Cars & Coffee München...

Die Idee der “Cars & Coffee Reihe” ist es, gleichgesinnte Fahrer von Sport- und Supersportwagen zusammenzubringen, damit sich neue Freundschaften formen und sich über die neuesten Trends im exklusiven Sportwagen-Markt ausgetauscht werden kann. Heute fand dazu das erste Treffen in München statt und der P4 Drivers Club lud ins Autokino-Aschheim zum hochpreisigen Stelldichein. Nachdem Aschheim nur wenige Kilometer von mir entfernt ist und das Wetter gepasst hat, bin ich hingefahren und habe mir angesehen, wie der noble Gedanke denn in der Praxis aussieht.  Schon am Eingang ist mir dieser schöne Lamborghini Diablo (spanisch: Teufel) aufgefallen. Der von 1990 – 2001 gebaute Nachfolger des Countach kam damals mit unterschiedlichen Motoren die etwa 500 PS und 500 Nm leisteten. Vom Diablo gibt es unzählige Variationen, die sich im Wesentlichen am Motor und an den zwei Buchstaben nach dem Namen “Diablo” unterscheiden. Scheint mir zumindest so. Es gibt da den SV, VT, VT-R, GT und auch noch einen Roadster. Roadster sind zwar mehr als zwei Buchstaben, aber dem Namen nach verfügt diese Variante nicht über ein Dach und ist daher leicht von den anderen zu unterscheiden. Die schwerste Variante bringt dabei 1.695 Kg auf die Waage, was im Vergleich zu heutigen Fahrzeugen schon fast “leicht” ist.

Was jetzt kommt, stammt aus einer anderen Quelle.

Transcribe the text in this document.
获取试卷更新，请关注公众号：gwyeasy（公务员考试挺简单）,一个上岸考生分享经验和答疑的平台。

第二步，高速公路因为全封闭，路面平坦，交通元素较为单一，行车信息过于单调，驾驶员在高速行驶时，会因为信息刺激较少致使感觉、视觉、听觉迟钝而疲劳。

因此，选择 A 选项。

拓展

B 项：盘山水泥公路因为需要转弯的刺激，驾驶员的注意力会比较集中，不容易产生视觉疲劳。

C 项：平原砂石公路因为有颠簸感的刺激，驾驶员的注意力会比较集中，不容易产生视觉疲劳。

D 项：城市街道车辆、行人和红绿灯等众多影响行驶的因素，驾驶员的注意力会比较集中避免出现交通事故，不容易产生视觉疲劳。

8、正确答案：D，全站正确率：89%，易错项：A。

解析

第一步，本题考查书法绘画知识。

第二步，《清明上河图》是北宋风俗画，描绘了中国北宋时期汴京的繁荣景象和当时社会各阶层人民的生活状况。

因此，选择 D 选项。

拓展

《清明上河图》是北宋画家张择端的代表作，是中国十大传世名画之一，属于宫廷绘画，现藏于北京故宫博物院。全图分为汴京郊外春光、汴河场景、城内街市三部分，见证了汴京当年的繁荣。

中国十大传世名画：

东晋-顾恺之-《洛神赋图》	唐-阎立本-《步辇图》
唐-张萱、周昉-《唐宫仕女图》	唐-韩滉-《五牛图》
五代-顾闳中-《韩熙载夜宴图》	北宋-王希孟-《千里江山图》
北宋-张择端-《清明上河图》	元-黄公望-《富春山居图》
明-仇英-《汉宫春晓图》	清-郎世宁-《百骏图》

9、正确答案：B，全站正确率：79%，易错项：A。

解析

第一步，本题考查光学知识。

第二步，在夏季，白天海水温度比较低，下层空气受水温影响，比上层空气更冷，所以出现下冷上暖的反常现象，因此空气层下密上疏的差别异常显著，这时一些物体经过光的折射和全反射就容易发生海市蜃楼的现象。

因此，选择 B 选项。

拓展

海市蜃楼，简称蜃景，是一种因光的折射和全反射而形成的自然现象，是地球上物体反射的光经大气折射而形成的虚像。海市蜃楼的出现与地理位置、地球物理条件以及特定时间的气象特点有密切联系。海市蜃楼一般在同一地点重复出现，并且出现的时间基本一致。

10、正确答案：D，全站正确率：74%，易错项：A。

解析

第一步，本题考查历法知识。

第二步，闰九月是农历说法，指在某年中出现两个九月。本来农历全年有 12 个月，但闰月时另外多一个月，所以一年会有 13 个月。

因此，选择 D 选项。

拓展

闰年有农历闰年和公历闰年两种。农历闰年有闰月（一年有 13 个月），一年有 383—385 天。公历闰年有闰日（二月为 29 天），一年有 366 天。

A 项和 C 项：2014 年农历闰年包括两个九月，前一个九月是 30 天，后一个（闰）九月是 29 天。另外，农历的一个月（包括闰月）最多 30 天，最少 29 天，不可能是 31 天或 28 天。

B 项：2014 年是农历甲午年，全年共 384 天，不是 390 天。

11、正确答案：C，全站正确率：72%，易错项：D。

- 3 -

Vom italienischen Traktoren-Bauer gab es wirklich viele Exemplare vor Ort zu sehen. Oben die neueste Variante der flachen Italiener, der Huracán (italienisch: Hering). Dieser wird seit 2014 gebaut und kommt mit einem 5,2l Motor und etwa 620 PS daher. Dazu ist er mit 1.422 Kg auch noch deutlich leichter als der Diablo und sieht richtig schneidig aus. Die meisten Informationen über diese Autos habe ich mir, wie vor Ort geheißen, von Wikipedia geholt. Das war die Rückmeldung eines der Lamborghini-Fahrer auf meine Frage hin wie schwer der Wagen denn ist. Austausch...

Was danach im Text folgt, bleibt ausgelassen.